Ingredients

  • 1 3-4 pound chuck roast
  • 2 cups beef broth
  • 16 oz of dark-colored stout
  • 2 medium onions, diced
  • 3 cloves garlic, minced
  • 4 carrots, peeled and sliced into 2" pieces
  • 1 small head of cabbage, cut into wedges
  • 2 tbsp olive oil
  • kosher salt
  • black pepper
  • 3 tbsp cold water
  • 2 tbsp cornstarch

Method

  • Heat oven to 450 degrees. Season beef generously with salt and pepper. Heat oil in large dutch oven over medium-high heat for 2 minutes. Place roast in pan, and sear well on both sides until nice and brown. Remove roast to plate and set aside. Add onions to the dutch oven and cook, stirring often, until the onions are starting to brown on the outsides. About 4 minutes. Add garlic and cook for an additional minute.

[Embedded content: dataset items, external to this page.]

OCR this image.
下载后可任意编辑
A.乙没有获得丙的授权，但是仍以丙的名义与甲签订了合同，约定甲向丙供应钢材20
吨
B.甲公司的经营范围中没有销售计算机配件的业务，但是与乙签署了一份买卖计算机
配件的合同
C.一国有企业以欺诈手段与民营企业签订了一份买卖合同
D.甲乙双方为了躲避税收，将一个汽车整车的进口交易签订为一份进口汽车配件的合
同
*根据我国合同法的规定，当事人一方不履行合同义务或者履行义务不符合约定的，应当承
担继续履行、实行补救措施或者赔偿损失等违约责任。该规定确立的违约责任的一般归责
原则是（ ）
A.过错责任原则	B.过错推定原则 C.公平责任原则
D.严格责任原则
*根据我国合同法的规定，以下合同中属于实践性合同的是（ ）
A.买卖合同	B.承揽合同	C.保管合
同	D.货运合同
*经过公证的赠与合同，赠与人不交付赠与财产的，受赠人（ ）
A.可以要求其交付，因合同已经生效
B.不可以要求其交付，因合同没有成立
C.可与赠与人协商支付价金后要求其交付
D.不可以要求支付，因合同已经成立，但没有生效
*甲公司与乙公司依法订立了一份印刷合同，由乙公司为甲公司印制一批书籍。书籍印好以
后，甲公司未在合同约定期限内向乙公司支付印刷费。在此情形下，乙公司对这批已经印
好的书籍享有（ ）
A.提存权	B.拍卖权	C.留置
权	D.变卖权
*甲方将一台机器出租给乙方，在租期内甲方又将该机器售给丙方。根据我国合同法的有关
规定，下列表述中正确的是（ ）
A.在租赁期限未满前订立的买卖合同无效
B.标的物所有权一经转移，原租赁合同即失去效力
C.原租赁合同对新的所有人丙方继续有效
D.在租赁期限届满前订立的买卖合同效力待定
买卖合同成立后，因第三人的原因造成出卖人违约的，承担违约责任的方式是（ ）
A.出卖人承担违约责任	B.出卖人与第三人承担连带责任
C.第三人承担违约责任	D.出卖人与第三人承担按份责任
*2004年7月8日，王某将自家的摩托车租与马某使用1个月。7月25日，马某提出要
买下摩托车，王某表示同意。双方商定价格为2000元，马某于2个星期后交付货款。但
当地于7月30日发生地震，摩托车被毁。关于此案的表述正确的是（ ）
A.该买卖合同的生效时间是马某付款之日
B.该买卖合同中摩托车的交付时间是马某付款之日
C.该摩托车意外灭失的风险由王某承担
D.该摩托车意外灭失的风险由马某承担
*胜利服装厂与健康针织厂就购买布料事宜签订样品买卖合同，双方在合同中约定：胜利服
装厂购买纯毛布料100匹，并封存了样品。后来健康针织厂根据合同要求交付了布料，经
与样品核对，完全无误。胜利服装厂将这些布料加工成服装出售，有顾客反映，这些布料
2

Add the beef stock to the pan, then slide the beef into the stock. Cover, and cook for 1 hour.
  • Reduce oven temperature to 350. Remove the roast from the oven, add the stout, re-cover, and cook for an additional 1 hour 15 minutes. Remove roast again, add the vegetables and re-cover. Cook for an additional 45 minutes.
  • To make the gravy, remove the roast (and, it will be falling apart!) and place on a platter. Then, remove the various vegetables and arrange them on the platter as well. Cover it with aluminum foil to keep warm while you make the gravy. Using a fine mesh strainer, pour the braising liquid into a medium saucepan. Combine the cornstarch and the cold water in a small dish, then add to the gravy. Cook over medium heat, stirring constantly, until the cornstarch works it's magic and the gravy thickens.
  • You can try to slice the pot roast, but I just like to use two forks to pull it apart into large chunks.